Endoscopic Grading of Esophageal Injury

Grade Description
0 Normal mucosa
1 Mucosal edema and erythema
2A Superficial, noncircumferential ulcers
2B Deep focal or circumferential ulcers
3A Small scattered areas of focal necrosis
3B Extensive necrosis with brown-black or grayish discoloration

Antibiotics and corticosteroids have unclear roles. Stricture formation is the most common long-term complication. A barium esophagram is recommended 2–3 weeks post-ingestion for injuries graded 2A or higher. Balloon dilation is preferred, though timing and frequency are not well established. Endoscopic steroid injections remain investigational.

Long-Term Risk

Approximately 2% of patients with severe caustic esophageal injury may develop esophageal squamous cell carcinoma later in life.

Medication-Induced Injury (Pill Esophagitis)

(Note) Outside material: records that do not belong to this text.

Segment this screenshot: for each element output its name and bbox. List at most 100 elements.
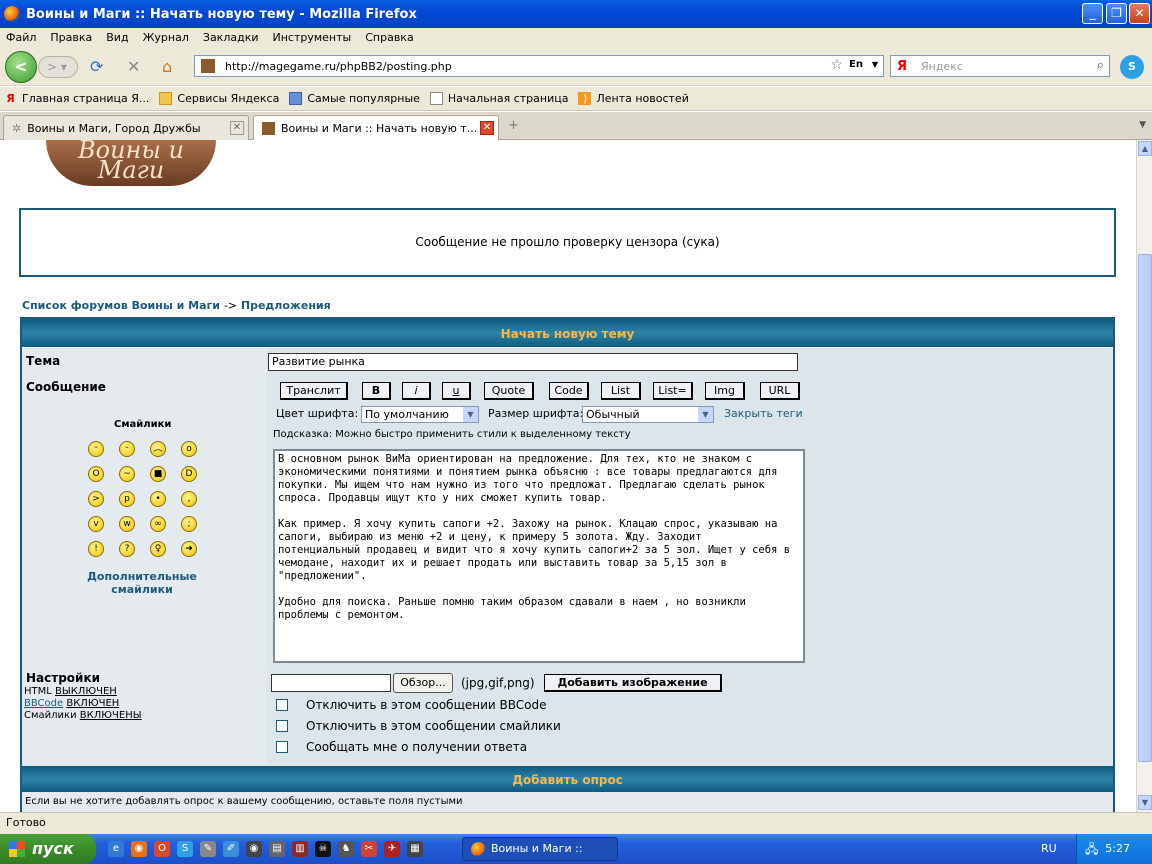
media-icon[interactable]: ✂ bbox=[361, 841, 377, 857]
film-icon[interactable]: ▦ bbox=[407, 841, 423, 857]
exclaim-icon[interactable]: ! bbox=[88, 541, 104, 557]
firefox-quicklaunch-icon[interactable]: ◉ bbox=[131, 841, 147, 857]
bookmark-most-popular[interactable]: Самые популярные bbox=[289, 92, 420, 105]
network-icon[interactable]: 🖧 bbox=[1085, 834, 1098, 864]
page-scrollbar[interactable]: ▲ ▼ bbox=[1136, 140, 1152, 812]
taskbar-firefox-window[interactable]: Воины и Маги :: Нач... bbox=[462, 837, 618, 861]
skype-quicklaunch-icon[interactable]: S bbox=[177, 841, 193, 857]
image-button[interactable]: Img bbox=[705, 382, 745, 400]
close-button[interactable]: ✕ bbox=[1129, 3, 1150, 24]
plane-icon[interactable]: ✈ bbox=[384, 841, 400, 857]
more-smilies-link[interactable]: Дополнительные смайлики bbox=[62, 570, 222, 596]
minimize-button[interactable]: _ bbox=[1082, 3, 1103, 24]
font-color-select[interactable]: По умолчанию ▼ bbox=[361, 406, 479, 423]
url-dropdown-icon[interactable]: ▼ bbox=[872, 60, 878, 69]
menu-view[interactable]: Вид bbox=[106, 31, 128, 44]
quote-button[interactable]: Quote bbox=[484, 382, 534, 400]
clock[interactable]: 5:27 bbox=[1105, 842, 1130, 855]
italic-button[interactable]: i bbox=[402, 382, 431, 400]
url-bar[interactable]: http://magegame.ru/phpBB2/posting.php ☆ … bbox=[194, 55, 884, 77]
back-button[interactable]: < bbox=[5, 51, 37, 83]
yandex-search-icon[interactable]: Я bbox=[897, 59, 907, 74]
add-image-button[interactable]: Добавить изображение bbox=[544, 674, 722, 692]
smile-biggrin-icon[interactable]: ᵕ bbox=[88, 441, 104, 457]
bold-button[interactable]: B bbox=[362, 382, 391, 400]
message-textarea[interactable]: В основном рынок ВиМа ориентирован на пр… bbox=[273, 449, 805, 663]
smile-surprised-icon[interactable]: o bbox=[181, 441, 197, 457]
smile-confused-icon[interactable]: ~ bbox=[119, 466, 135, 482]
smile-mad-icon[interactable]: > bbox=[88, 491, 104, 507]
ordered-list-button[interactable]: List= bbox=[653, 382, 693, 400]
forum-logo[interactable]: Воины и Маги bbox=[46, 140, 216, 186]
translit-button[interactable]: Транслит bbox=[280, 382, 348, 400]
disable-smilies-checkbox[interactable] bbox=[276, 720, 288, 732]
smile-embarrassed-icon[interactable]: • bbox=[150, 491, 166, 507]
menu-tools[interactable]: Инструменты bbox=[273, 31, 352, 44]
arrow-icon[interactable]: ➜ bbox=[181, 541, 197, 557]
start-button[interactable]: пуск bbox=[0, 834, 96, 864]
bbcode-link[interactable]: BBCode bbox=[24, 698, 63, 709]
menu-bookmarks[interactable]: Закладки bbox=[203, 31, 259, 44]
archive-icon[interactable]: ▤ bbox=[269, 841, 285, 857]
smile-razz-icon[interactable]: p bbox=[119, 491, 135, 507]
menu-file[interactable]: Файл bbox=[6, 31, 36, 44]
notify-reply-checkbox[interactable] bbox=[276, 741, 288, 753]
bookmark-start-page[interactable]: Начальная страница bbox=[429, 92, 568, 105]
reload-icon[interactable]: ⟳ bbox=[90, 58, 103, 76]
url-button[interactable]: URL bbox=[760, 382, 800, 400]
forward-button[interactable]: > ▾ bbox=[38, 56, 78, 78]
ie-icon[interactable]: e bbox=[108, 841, 124, 857]
notepad-icon[interactable]: ✐ bbox=[223, 841, 239, 857]
idea-icon[interactable]: ♀ bbox=[150, 541, 166, 557]
skull-icon[interactable]: ☠ bbox=[315, 841, 331, 857]
smile-sad-icon[interactable]: ︵ bbox=[150, 441, 166, 457]
breadcrumb-section[interactable]: Предложения bbox=[241, 299, 331, 312]
close-tab-icon[interactable]: ✕ bbox=[230, 121, 244, 135]
list-button[interactable]: List bbox=[601, 382, 641, 400]
home-icon[interactable]: ⌂ bbox=[162, 58, 172, 76]
figure-icon[interactable]: ♞ bbox=[338, 841, 354, 857]
restore-button[interactable]: ❐ bbox=[1106, 3, 1127, 24]
language-indicator[interactable]: En bbox=[849, 59, 863, 70]
subject-input[interactable]: Развитие рынка bbox=[268, 353, 798, 371]
smile-cry-icon[interactable]: , bbox=[181, 491, 197, 507]
tab-city-of-friendship[interactable]: ✲ Воины и Маги, Город Дружбы ✕ bbox=[3, 115, 249, 140]
stop-icon[interactable]: ✕ bbox=[127, 58, 140, 76]
breadcrumb-forum-list[interactable]: Список форумов Воины и Маги bbox=[22, 299, 220, 312]
scroll-down-icon[interactable]: ▼ bbox=[1138, 795, 1152, 810]
menu-help[interactable]: Справка bbox=[365, 31, 413, 44]
disable-bbcode-checkbox[interactable] bbox=[276, 699, 288, 711]
close-tags-link[interactable]: Закрыть теги bbox=[724, 407, 803, 420]
smile-lol-icon[interactable]: D bbox=[181, 466, 197, 482]
tab-new-topic[interactable]: Воины и Маги :: Начать новую т... ✕ bbox=[253, 115, 499, 140]
close-tab-icon[interactable]: ✕ bbox=[480, 121, 494, 135]
scroll-up-icon[interactable]: ▲ bbox=[1138, 141, 1152, 156]
bookmark-yandex-home[interactable]: Я Главная страница Я... bbox=[4, 92, 149, 105]
smile-rolleyes-icon[interactable]: ∞ bbox=[150, 516, 166, 532]
underline-button[interactable]: u bbox=[442, 382, 471, 400]
new-tab-icon[interactable]: + bbox=[508, 118, 519, 133]
search-input[interactable]: Я Яндекс ⌕ bbox=[890, 55, 1110, 77]
tool-icon[interactable]: ✎ bbox=[200, 841, 216, 857]
bookmark-yandex-services[interactable]: Сервисы Яндекса bbox=[159, 92, 279, 105]
smile-evil-icon[interactable]: v bbox=[88, 516, 104, 532]
bookmark-news-feed[interactable]: ) Лента новостей bbox=[578, 92, 689, 105]
tab-list-icon[interactable]: ▼ bbox=[1139, 120, 1146, 130]
scrollbar-thumb[interactable] bbox=[1138, 254, 1152, 762]
smile-twisted-icon[interactable]: w bbox=[119, 516, 135, 532]
browse-button[interactable]: Обзор... bbox=[393, 673, 453, 693]
skype-icon[interactable]: S bbox=[1120, 55, 1144, 79]
code-button[interactable]: Code bbox=[549, 382, 589, 400]
smile-smile-icon[interactable]: ᵕ bbox=[119, 441, 135, 457]
image-file-input[interactable] bbox=[271, 674, 391, 692]
menu-edit[interactable]: Правка bbox=[50, 31, 92, 44]
menu-history[interactable]: Журнал bbox=[143, 31, 189, 44]
smile-shocked-icon[interactable]: O bbox=[88, 466, 104, 482]
eye-icon[interactable]: ◉ bbox=[246, 841, 262, 857]
smile-cool-icon[interactable]: ■ bbox=[150, 466, 166, 482]
bookmark-star-icon[interactable]: ☆ bbox=[830, 57, 843, 73]
question-icon[interactable]: ? bbox=[119, 541, 135, 557]
document-icon[interactable]: ▥ bbox=[292, 841, 308, 857]
input-language[interactable]: RU bbox=[1041, 842, 1057, 855]
magnifier-icon[interactable]: ⌕ bbox=[1097, 58, 1104, 73]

Pill esophagitis occurs when medications lodge and dissolve in the esophagus, causing mucosal damage, ulceration, and scarring. Common offenders include tetracycline, ferrous sulfate, and phenytoin. Risk factors include inadequate water intake, esophageal dysmotility, and anatomical abnormalities. Symptoms include chest pain and dysphagia. Management involves discontinuing the medication or switching to a liquid form, initiating antireflux therapy, and considering sucralfate.

Mechanical Esophageal Injury

Mallory-Weiss Tear

Caused by forceful vomiting or retching, resulting in linear lacerations at the gastroesophageal junction. Symptoms include hematemesis, melena, and abdominal pain. Endoscopy within 24 hours typically reveals bleeding lesions. Supportive care is usually sufficient.

Prolapse Gastropathy

Occurs when gastric mucosa prolapses through the lower esophageal sphincter during repeated emesis, causing trauma to the fundus. Presents as acute upper GI bleeding and is managed with antacids and antiemetics.

Boerhaave Syndrome

Spontaneous esophageal rupture due to a sudden rise in intraesophageal pressure, typically following vomiting. Most common site is the left posterolateral wall of the lower third of the esophagus. Symptoms include chest pain, vomiting, subcutaneous emphysema, dyspnea, cyanosis, and shock. Diagnosis is confirmed via chest X-ray, contrast esophagram, or CT scan. Treatment includes IV fluids, broad-spectrum antibiotics, and surgical repair.